We need to review both known good and known bad emails. Luckily, the data linked to above includes numerous examples of both, and it’s already been sorted in most cases for you. The above stages can be repeated on both the spam and the non-spam data types.

Typically, we want to give the training set some the ‘definitely spam‘ and the ‘definitely not spam‘ rather than the ‘maybe spam‘ data as during training, we want the model to find patterns based on known states initially.

We should aim for a training set that consists of the same number of both good and bad data (Spam – Not Spam) therefore the chances that any new mail can be good or bad is 1-in-2.

If we go back to the challenge of dealing with the word ‘html’ we might find that both good and bad emails have this word. Therefore, we might want to consider this as a good way of saying that the word ‘html’ is neither a good, nor a bad classifier for spam.

The rest of the data

After running the test data through your model, you’ll notice that the model starts to find some interesting patterns. We can continue to tune this, but the next step will be to try it on new data (the rest of the emails).

One of the risks with all training data is that the sample data (or training set) is finite and therefore the number of potential patterns is closed in on really quickly. The more data you throw at the model during training, the better the model will get.

It is common to find is that your model will give a really great score for correctly predicting the spam-iness of a message based on training data, you might tune it, get a better score still, then you’ll throw real data at it and the model will fall apart.
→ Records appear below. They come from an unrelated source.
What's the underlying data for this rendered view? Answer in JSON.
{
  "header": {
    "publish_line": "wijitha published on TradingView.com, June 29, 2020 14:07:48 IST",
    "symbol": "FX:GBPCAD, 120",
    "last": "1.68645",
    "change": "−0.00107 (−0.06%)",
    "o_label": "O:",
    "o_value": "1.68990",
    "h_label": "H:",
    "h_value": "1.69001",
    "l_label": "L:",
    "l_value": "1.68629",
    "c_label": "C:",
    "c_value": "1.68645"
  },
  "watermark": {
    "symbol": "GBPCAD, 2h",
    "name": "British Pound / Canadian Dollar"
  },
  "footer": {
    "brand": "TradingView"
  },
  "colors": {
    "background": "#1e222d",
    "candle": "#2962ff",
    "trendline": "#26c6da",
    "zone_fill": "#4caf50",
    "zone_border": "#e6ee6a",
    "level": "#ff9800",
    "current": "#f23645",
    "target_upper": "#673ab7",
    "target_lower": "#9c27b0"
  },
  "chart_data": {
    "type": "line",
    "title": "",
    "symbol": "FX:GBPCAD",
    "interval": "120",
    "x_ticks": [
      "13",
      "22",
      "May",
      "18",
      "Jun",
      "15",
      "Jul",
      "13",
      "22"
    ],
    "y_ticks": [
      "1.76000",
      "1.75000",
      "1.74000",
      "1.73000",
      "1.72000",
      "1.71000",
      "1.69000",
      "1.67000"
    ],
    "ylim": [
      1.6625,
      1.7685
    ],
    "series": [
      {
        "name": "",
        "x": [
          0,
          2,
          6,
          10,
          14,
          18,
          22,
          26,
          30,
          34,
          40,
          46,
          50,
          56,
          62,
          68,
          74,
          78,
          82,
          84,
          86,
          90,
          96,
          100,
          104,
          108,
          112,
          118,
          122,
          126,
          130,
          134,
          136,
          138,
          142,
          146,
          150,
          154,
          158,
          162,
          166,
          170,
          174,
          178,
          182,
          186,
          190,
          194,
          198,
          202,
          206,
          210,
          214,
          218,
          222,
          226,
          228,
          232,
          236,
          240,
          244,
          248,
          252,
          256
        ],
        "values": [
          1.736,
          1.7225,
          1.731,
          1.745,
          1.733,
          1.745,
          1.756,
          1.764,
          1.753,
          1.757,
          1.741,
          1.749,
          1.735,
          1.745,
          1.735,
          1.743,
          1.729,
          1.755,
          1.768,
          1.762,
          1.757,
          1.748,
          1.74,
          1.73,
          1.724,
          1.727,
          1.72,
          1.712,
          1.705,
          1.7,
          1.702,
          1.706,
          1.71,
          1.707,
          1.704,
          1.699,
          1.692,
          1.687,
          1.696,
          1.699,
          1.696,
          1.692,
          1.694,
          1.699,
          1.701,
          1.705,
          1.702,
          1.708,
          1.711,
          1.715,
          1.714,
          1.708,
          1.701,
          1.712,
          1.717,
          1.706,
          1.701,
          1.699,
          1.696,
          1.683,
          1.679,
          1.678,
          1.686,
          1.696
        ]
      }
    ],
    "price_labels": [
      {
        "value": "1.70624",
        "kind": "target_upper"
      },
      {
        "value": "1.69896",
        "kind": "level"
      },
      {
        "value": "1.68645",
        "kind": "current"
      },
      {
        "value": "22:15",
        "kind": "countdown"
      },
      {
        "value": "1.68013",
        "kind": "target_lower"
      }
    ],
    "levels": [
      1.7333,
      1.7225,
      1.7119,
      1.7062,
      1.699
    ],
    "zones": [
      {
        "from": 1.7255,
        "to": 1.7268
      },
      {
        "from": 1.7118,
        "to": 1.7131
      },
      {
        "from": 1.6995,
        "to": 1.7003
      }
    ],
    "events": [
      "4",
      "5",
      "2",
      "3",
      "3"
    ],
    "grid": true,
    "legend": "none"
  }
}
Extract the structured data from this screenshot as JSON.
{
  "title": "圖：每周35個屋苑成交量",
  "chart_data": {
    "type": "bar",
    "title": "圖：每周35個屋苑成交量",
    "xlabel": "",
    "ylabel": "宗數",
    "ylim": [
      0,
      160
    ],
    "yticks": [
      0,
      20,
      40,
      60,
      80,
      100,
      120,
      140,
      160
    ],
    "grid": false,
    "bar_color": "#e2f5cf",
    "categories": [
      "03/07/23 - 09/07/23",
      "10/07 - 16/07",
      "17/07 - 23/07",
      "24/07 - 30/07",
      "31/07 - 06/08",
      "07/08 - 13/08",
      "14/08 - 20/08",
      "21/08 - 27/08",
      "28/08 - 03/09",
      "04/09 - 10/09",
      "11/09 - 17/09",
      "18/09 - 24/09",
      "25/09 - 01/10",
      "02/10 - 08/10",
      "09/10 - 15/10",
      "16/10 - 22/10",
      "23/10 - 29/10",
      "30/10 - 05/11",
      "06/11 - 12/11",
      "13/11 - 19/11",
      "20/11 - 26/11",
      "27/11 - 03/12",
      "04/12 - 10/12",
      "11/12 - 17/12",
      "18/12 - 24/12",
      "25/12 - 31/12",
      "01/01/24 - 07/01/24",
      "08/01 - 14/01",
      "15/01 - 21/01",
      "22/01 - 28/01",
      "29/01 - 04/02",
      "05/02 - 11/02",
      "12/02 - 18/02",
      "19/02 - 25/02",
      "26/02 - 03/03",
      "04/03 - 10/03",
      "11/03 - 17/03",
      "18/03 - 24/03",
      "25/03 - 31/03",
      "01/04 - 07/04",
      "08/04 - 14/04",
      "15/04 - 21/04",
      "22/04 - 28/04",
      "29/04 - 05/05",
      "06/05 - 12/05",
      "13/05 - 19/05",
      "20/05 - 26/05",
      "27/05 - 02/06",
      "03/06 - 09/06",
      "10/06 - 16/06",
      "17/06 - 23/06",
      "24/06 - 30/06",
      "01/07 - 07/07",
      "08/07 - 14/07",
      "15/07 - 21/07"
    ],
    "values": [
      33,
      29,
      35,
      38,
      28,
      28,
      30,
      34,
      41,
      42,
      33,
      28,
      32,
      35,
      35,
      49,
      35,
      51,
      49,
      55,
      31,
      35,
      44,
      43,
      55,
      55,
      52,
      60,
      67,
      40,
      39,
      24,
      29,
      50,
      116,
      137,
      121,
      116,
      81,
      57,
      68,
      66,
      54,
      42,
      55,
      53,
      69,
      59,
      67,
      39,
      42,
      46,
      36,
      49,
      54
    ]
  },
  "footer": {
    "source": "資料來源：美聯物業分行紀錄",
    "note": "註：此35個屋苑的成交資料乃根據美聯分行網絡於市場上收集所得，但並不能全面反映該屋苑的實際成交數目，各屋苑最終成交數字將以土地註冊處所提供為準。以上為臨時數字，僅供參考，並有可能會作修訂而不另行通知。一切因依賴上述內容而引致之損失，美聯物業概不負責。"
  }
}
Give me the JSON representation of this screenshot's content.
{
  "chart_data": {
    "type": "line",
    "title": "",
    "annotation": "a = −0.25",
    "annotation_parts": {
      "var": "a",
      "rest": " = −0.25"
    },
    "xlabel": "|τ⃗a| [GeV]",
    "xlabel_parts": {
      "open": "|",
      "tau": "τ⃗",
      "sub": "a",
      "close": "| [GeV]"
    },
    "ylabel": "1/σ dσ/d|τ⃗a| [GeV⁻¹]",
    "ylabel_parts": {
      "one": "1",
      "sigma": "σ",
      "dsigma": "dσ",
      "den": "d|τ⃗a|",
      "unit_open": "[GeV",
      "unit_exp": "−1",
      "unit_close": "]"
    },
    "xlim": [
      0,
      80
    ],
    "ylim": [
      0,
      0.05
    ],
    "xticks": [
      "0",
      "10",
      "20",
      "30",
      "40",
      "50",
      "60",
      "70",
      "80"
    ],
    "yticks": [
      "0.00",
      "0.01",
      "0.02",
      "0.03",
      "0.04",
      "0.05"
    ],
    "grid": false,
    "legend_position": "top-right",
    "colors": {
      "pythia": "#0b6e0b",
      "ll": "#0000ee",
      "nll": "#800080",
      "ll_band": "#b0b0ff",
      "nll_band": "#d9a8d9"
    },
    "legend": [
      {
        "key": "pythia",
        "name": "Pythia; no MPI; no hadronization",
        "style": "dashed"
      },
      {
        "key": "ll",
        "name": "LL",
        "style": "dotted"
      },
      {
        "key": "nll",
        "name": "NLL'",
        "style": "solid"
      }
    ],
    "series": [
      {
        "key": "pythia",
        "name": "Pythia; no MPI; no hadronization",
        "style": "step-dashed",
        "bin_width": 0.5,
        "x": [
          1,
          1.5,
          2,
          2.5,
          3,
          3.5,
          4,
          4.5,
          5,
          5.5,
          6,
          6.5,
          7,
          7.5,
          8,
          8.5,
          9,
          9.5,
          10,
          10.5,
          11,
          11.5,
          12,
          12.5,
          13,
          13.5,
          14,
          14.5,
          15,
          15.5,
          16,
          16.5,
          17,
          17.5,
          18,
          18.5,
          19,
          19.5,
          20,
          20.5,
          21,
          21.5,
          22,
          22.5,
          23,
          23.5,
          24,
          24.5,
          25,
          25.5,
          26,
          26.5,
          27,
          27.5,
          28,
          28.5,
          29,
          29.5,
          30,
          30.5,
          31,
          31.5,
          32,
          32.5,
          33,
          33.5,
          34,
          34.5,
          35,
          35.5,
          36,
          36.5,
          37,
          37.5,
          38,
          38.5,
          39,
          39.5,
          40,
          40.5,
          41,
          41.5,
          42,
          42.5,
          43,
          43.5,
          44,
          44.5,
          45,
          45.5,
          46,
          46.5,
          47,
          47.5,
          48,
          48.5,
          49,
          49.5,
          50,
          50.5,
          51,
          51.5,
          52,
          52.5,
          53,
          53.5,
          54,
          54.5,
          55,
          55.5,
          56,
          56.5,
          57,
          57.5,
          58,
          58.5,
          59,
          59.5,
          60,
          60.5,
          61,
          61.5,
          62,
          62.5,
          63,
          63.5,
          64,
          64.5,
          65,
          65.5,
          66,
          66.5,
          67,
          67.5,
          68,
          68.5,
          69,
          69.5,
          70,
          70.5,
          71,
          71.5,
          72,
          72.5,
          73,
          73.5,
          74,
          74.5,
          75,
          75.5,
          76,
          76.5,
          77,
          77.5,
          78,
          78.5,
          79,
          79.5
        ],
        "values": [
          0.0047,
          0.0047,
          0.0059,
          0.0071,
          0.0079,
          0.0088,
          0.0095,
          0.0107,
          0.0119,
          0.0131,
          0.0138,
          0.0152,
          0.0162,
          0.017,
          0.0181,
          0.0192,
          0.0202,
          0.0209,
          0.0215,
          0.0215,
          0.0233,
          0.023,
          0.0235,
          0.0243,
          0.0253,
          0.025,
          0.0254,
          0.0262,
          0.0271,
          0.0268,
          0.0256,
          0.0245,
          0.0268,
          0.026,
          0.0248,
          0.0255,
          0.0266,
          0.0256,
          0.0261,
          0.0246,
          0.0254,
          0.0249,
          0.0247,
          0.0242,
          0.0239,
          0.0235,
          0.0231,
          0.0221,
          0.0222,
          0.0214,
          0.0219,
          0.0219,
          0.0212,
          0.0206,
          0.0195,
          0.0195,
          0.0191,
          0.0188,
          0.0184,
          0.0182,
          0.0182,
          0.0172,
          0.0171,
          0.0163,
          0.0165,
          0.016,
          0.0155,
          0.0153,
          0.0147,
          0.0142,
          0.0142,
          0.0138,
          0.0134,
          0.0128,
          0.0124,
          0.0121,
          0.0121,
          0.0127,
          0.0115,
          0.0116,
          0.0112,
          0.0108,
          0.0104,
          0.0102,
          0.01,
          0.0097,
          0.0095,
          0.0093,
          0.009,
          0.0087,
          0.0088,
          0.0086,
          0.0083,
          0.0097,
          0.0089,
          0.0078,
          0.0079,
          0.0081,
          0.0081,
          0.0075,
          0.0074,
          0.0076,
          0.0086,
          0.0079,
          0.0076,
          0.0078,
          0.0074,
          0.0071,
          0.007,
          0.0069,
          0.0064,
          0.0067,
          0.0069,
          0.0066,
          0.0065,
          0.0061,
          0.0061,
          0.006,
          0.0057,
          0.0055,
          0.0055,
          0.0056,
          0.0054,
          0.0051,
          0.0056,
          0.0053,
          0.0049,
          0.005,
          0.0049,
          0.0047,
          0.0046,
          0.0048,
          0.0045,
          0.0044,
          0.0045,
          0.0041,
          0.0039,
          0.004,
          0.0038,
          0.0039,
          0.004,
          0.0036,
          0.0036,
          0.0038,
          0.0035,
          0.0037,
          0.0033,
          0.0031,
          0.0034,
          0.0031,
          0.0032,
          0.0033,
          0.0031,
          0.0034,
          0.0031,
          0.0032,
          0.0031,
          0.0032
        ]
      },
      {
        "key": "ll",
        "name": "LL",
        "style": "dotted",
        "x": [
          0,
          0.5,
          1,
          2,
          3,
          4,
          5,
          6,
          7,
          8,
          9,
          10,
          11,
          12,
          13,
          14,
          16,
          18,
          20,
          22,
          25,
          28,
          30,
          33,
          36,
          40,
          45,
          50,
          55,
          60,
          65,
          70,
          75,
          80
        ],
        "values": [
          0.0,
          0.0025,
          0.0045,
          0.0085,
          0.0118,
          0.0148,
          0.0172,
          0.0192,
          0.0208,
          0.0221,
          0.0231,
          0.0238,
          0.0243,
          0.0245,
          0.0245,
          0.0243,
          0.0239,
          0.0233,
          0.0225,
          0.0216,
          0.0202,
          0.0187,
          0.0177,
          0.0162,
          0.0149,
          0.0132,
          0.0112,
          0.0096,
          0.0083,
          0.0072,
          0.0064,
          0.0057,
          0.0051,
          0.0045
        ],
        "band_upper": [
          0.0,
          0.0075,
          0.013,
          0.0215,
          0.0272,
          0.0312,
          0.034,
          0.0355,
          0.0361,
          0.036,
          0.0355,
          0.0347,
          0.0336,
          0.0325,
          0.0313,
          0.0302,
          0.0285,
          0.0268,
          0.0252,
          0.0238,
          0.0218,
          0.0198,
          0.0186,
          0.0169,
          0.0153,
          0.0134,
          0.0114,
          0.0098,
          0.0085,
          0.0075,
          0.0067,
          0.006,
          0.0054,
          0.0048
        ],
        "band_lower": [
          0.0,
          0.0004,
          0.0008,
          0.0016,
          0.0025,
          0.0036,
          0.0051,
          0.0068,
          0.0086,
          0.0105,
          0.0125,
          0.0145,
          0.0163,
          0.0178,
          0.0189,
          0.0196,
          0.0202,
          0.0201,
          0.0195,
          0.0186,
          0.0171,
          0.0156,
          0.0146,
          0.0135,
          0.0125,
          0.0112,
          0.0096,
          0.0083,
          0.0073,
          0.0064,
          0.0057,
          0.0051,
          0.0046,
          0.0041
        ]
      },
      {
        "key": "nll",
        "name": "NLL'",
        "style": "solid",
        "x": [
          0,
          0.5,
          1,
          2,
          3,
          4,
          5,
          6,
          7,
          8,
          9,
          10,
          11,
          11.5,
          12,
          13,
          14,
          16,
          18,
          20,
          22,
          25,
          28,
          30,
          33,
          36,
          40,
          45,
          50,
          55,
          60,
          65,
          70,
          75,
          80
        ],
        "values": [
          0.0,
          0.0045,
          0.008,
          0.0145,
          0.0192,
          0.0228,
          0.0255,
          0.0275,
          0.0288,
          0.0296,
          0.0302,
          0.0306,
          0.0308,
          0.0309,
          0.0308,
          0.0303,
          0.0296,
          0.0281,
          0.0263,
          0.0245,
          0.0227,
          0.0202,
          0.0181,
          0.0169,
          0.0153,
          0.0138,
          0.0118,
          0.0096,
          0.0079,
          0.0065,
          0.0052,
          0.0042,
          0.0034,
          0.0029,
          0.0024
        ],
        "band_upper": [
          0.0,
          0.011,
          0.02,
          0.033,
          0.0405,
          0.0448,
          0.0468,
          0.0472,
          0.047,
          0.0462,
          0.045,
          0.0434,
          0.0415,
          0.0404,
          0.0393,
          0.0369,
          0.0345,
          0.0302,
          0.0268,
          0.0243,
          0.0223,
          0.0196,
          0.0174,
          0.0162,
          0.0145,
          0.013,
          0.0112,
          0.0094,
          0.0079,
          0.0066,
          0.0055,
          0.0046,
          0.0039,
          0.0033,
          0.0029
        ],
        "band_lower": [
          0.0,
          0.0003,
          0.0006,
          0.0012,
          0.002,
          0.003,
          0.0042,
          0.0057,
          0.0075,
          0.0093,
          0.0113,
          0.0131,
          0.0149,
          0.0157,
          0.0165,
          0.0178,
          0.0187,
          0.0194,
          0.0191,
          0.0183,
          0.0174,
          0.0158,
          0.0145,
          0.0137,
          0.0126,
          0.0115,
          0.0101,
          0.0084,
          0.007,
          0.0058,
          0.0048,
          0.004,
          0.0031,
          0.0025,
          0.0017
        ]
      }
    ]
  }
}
This is common, there are some interesting ways we might think about tackling that, but I’m not going into that here.

Using Natural Language Processing (NLP)

So, what we’re seeing here is that when we know the basic building blocks for spam, we can detect it with some accuracy and with some ease. I’m doing it on a little old MacBook using internal processing power alone (that said, I’m only using the test data I linked to earlier, I’ve not tried to use it on actual live email.

The problem with this method is that it assumes that the evil spam empire will always use the same patterns. Unfortunately, the evil spam empire is a little cleverer than that. Indeed, spam isn’t even the biggest risk we face when considering email.

Yet, whilst the risk of spam is low, it is still really interesting and clearly, the rewards are still enough that we all receive spam every single day so someone must be falling for it!

The next answer would be to look at Natural Language Processing and I’d love to dive into this, but I am definitely not at a point in my journey to be able to explain how we’ll tackle it and furthermore, my initial testing suggests that my lab (mostly one of a couple of laptops) is not cut-out to do this. I’m open to hearing how others are working with this, please feel free to drop links to blogs or other resources that run through this as a far more powerful way of identifying spam.